Reviews

Sui Zhen
Losing, Linda

(Cascine)

7/10

“All I know are things from another life”: Sui Zhen‘s new venture into the sound of human experience leads to the post life. For her latest album, Losing, Linda, the Australian artist (“musician” is way too reductive) created a brand new avatar, after the Susan of her previous LP; a digital creature dealing with human feelings, wandering the path of loss and grief in a digital age.

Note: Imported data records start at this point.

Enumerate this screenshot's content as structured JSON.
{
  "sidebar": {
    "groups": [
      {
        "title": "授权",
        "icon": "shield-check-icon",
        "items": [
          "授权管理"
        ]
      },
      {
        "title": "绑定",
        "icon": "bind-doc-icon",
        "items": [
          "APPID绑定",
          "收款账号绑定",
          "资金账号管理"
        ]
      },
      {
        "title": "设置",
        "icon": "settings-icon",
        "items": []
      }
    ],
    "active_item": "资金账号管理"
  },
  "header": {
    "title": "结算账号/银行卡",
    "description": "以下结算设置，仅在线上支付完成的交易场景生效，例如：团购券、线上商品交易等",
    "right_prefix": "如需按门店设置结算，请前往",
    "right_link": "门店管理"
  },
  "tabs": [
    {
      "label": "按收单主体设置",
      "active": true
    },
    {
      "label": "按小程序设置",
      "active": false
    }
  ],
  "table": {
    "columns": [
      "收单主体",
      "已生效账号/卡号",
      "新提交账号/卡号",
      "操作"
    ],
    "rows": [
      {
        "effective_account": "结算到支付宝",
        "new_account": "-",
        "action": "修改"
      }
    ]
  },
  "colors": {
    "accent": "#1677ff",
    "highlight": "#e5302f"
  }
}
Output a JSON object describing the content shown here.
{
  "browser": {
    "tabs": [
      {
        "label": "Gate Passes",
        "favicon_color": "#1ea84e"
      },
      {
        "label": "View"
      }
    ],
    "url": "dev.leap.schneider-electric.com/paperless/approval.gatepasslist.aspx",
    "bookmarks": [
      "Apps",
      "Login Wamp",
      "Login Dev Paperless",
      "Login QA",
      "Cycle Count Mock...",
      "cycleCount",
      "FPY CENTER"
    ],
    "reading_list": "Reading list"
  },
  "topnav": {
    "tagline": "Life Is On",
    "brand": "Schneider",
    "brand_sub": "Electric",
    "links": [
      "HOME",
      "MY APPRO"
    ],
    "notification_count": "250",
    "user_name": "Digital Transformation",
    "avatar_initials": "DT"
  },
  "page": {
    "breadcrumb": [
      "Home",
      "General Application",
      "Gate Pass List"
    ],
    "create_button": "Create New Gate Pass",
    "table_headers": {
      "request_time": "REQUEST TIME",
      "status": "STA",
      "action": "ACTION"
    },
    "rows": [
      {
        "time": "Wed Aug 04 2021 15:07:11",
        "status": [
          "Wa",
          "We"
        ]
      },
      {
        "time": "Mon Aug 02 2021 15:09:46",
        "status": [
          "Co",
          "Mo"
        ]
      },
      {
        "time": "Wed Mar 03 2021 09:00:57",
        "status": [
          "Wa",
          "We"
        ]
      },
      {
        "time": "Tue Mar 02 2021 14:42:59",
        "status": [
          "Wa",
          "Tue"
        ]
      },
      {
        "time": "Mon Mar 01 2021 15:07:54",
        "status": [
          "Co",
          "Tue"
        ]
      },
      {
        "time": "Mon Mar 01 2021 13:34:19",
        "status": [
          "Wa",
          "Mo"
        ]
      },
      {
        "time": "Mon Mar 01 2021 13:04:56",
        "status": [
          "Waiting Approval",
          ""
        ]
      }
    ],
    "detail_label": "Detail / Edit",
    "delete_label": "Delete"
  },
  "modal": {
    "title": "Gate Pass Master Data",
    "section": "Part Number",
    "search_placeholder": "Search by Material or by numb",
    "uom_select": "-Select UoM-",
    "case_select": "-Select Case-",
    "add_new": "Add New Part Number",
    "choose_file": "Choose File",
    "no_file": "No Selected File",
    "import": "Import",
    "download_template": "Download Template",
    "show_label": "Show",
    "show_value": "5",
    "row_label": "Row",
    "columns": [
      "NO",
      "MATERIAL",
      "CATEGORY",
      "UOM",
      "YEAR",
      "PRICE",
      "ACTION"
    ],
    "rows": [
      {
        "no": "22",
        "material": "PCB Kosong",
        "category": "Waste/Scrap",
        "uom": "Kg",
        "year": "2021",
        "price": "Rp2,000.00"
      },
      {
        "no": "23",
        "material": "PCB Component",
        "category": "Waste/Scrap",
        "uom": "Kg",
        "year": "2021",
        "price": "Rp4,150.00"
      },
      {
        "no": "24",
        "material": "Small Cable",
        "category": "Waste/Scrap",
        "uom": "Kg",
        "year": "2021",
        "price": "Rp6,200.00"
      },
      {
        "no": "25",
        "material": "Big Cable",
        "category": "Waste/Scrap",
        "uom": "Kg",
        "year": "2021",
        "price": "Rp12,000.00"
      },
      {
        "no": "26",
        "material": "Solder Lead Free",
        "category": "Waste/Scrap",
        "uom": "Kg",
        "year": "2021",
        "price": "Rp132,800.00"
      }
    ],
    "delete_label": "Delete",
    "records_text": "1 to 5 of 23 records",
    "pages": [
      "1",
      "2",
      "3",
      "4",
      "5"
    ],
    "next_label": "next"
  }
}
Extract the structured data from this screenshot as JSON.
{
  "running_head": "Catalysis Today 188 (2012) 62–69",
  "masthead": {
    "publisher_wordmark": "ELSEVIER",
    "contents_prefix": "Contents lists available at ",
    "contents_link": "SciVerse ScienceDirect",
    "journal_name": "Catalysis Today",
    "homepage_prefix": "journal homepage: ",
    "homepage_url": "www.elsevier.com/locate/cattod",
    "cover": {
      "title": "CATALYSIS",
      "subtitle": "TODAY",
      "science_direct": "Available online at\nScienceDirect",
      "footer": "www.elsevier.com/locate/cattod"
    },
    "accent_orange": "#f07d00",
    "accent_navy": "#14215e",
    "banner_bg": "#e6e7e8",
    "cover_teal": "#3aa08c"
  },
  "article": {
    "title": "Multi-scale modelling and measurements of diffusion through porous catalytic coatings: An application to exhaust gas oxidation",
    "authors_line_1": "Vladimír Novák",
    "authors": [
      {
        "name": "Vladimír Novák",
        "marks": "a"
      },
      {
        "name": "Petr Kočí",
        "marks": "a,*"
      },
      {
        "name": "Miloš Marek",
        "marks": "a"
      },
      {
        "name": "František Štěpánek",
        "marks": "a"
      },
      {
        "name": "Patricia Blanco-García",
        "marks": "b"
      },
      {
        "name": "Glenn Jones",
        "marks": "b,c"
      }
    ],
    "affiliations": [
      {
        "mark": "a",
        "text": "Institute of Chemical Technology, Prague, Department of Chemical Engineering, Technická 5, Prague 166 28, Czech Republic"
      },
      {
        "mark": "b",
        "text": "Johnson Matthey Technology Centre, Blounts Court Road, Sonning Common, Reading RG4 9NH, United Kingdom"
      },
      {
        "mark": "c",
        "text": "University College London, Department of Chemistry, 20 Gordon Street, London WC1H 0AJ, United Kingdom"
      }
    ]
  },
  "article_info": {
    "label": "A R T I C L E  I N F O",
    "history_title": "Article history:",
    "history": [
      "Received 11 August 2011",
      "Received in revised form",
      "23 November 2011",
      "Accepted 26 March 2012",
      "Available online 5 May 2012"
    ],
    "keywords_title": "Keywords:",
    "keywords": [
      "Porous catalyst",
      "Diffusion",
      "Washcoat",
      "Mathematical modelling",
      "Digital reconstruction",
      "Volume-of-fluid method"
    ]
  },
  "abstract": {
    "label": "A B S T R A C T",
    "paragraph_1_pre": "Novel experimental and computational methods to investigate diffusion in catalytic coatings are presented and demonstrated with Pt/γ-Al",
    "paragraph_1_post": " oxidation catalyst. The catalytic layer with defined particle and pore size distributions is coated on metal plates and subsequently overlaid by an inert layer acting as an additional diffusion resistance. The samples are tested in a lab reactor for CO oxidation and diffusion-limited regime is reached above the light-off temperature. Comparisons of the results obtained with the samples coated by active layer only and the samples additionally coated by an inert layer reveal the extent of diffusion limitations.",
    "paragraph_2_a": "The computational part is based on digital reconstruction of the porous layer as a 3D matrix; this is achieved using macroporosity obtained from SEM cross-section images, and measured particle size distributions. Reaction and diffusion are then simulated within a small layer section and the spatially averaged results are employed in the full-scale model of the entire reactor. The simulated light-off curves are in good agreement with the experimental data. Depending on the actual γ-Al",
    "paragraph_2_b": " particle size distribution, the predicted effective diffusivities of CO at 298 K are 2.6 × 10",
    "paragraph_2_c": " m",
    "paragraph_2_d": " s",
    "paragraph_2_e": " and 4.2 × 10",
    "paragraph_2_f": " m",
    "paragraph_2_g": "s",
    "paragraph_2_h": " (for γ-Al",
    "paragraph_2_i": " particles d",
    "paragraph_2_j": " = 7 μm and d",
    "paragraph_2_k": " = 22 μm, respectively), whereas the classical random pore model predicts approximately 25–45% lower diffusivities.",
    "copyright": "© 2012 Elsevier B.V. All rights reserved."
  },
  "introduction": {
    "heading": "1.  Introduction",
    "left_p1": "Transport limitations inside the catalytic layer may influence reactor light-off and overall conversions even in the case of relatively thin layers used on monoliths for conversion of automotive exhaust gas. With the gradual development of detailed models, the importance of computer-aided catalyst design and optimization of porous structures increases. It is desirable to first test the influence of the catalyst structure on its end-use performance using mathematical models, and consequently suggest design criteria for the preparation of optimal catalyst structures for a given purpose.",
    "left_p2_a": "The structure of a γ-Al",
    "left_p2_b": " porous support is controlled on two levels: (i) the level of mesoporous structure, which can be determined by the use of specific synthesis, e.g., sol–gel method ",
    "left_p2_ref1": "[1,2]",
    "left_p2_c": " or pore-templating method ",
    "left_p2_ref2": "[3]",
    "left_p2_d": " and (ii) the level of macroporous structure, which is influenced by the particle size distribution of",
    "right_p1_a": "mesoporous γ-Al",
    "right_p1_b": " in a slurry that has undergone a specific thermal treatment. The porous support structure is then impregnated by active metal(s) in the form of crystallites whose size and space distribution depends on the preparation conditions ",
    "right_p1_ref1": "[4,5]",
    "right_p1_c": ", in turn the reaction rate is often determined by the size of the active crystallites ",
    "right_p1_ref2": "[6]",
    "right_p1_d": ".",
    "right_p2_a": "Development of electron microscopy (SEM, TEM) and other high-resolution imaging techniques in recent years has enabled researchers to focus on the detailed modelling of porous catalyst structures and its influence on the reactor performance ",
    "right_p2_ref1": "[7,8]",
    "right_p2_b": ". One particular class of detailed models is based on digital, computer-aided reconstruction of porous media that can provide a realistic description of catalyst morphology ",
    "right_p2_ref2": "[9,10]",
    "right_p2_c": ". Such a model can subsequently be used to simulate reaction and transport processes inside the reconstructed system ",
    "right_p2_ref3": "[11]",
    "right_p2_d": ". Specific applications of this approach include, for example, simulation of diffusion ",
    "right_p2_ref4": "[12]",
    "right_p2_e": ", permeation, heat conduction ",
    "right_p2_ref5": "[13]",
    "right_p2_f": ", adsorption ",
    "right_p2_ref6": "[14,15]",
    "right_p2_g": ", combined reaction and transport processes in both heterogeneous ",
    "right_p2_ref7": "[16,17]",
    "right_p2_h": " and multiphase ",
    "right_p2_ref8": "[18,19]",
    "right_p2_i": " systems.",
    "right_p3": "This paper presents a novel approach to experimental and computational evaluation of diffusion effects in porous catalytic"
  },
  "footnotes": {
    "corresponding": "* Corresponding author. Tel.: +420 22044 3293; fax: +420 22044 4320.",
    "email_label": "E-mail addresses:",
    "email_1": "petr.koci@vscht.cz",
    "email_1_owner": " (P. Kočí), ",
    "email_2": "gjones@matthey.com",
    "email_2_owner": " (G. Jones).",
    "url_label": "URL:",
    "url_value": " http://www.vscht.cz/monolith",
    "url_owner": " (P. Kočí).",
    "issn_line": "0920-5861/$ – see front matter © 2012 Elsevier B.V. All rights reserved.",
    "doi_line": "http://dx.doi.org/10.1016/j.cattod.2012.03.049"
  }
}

Losing, Linda teaches us that it has become impossible to separate human and digital, inspired by both Laurie Anderson and posthumanism, and drawing from Inuit throat singing and cyborgs. Listening to the songs this impossible division is even more tangible: laid over beats, Sui Zhen’s vocals add a warmth that only a living body allows. This way, electronic tracks are intertwined with bossa nova; piano and brass meet synths and drum machines, perfectly mirroring the everyday experience of a person having to deal with their online presence, a splitting of the self never fully breaking apart, symbolised by having songs like ‘Natural Progression’ and ‘Mountain Song’ side by side without the result being confusing or incoherent.

Tracks like ‘Being a Woman’, with its Lorde-meets-nineties-RnB sound and empowered lyrics, the Yaeji-ish ‘Perfect Place’, ‘Night River Rider’, which recalls fellow Australian Alex Cameron, and the jangle guitars of ‘Mountain Song’ are all facets of a songwriter and performer who embodies her zeitgeist without fear of mixing and matching genres and styles.